It’s finally over.
How do we reflect on the last four years of what has been, inarguably, this nation’s most corrupt, scandalous and shameful presidency? What more can possibly be said of the man who will go down in history for all the wrong reasons?
We don’t know yet what the fallout will be for Donald Trump, his family and all those men and women who supported him, enabled him and lied for him. Much of that will be determined by the new Attorney General, as well as some state attorneys general and local prosecutors.
One thing is undeniable. Donald Trump, who took over for a man nicknamed, “No Drama Obama,” because he ran such a tight ship, has brought us nothing but turmoil. Jeb Bush warned us that Trump would be a chaos president, and more prescient words have never been uttered during a campaign.
Trump’s legacy of disgrace includes more than 400,000 dead Americans as a result of his disastrously incompetent handling of the COVID-19 crisis. It includes an unprecedented two impeachments. It may still include the first Senate conviction of a president in American history. And, most recently, it includes a poorly organized armed insurrection, incited by a cavalcade of lies, against both houses of Congress.
Prevailing wisdom has always maintained that no president could damage the nation all that much in just four years. Donald Trump has disproved that theory. He attacked our cherished institutions, and he destroyed our faith and trust in journalists, whose presence is required for a democracy to properly function. What remains to be seen is if Joe Biden, Kamala Harris and a Democratic-run Congress can repair the wreckage.
Donald Trump clearly never wanted to do the job of president. He just wanted to be the president. He wanted the title. He wanted the attention. He wanted the media exposure. He wanted the pomp and circumstance of it all. But he didn’t want to do any of the hard work.
That’s all well and good if you are going to hire competent people, and let them handle the important business of running the federal government. But that’s not what Trump did. Trump governed in the same manner in which he unsuccessfully ran his businesses. He brought in his woefully unqualified family and a slew of obsequious sycophants tasked with telling the emperor how much they enjoyed his shiny new clothes.

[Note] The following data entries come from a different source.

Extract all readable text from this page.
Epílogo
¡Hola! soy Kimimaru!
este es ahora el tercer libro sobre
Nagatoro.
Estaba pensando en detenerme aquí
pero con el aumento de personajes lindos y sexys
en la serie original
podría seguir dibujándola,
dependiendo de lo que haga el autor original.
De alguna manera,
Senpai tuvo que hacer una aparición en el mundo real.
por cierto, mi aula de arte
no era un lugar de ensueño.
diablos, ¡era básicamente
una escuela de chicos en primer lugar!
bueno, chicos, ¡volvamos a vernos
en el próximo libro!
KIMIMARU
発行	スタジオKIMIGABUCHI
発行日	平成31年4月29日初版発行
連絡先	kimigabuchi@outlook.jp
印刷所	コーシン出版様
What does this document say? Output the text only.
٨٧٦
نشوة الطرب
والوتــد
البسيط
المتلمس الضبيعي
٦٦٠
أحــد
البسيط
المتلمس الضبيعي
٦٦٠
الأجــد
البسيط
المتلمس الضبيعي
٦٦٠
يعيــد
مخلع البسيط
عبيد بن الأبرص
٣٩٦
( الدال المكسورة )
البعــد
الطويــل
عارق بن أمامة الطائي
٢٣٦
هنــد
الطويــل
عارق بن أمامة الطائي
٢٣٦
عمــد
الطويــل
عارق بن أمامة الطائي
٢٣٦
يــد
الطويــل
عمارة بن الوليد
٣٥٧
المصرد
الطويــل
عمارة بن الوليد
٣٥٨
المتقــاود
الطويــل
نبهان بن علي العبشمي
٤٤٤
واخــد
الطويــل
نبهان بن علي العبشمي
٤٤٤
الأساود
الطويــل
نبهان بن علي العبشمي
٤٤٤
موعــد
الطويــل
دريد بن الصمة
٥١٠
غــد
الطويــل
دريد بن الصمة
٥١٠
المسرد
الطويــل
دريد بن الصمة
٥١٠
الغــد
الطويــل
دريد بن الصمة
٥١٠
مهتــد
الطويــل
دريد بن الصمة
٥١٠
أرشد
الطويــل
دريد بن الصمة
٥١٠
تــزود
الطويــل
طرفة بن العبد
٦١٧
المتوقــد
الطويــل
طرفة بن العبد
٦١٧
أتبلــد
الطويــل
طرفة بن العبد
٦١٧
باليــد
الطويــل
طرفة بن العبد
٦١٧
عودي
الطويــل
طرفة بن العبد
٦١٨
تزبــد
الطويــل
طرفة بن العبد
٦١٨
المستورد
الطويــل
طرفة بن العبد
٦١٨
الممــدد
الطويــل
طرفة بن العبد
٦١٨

The president scoffed at our nation’s norms, big and small. Susan Collins famously said that Trump “learned his lesson,” after being acquitted in his first Senate impeachment trial, but the lesson he actually learned was that rules did not apply to him. In that regard, government life was pretty similar to everything Trump experienced in his business life and private life.
Republicans could have put a stop to this. In the beginning, some showed backbone. Collins, Lisa Murkowski and John McCain saved millions of Americans’ healthcare during Trump’s first year. But, gradually, the dissenters disappeared. McCain died, Jeff Flake didn’t run for reelection and Collins and Murkowski buckled.
For three years, through Trump’s repeated self-inflicted debacles, Americans shuttered at the thought of a real crisis gripping the nation. Then, it happened, one after another. A viral pandemic, economic collapse and civil unrest all struck the nation simultaneously, and Trump proved himself incapable of managing any of it.
By the final year of his presidency, Republicans’ blind fealty to Trump cost countless Americans their lives. Their politicization of mask-wearing, their insistence on prematurely reopening society, their encouragement of family gatherings for Thanksgiving and Christmas; all of it led to unnecessary and ongoing death and suffering.
Then there was the lying. So much lying. Non-stop lying. All culminating with the final, “Big Lie,” that Donald Trump somehow actually won the election, even though every reputable polling company in America correctly indicated beforehand that he would be a decisive loser.
As a result, thousands of self-proclaimed, “patriots,” stormed the United States Capitol in an act of open rebellion to try and reverse the result of a free-and-fair election and prevent a peaceful transfer of power, murdering a police officer in the process. With this failed coup attempt, Donald Trump became the first leader in U.S. history to attempt an overthrow of the federal government.
Four years ago, Donald Trump took over a healthy country with a high-flying economy. As he leaves office, our hospitals are overrun with the sick, millions are unemployed and food lines in major cities have hours-long waits. Meanwhile, the nation’s capital is under what is essentially a military occupation to protect Joe Biden from Trump’s irate and terribly misinformed supporters.
History will be the final judge of Donald Trump’s dark presidency, but there won’t be much debate.
His place at the bottom has been cemented.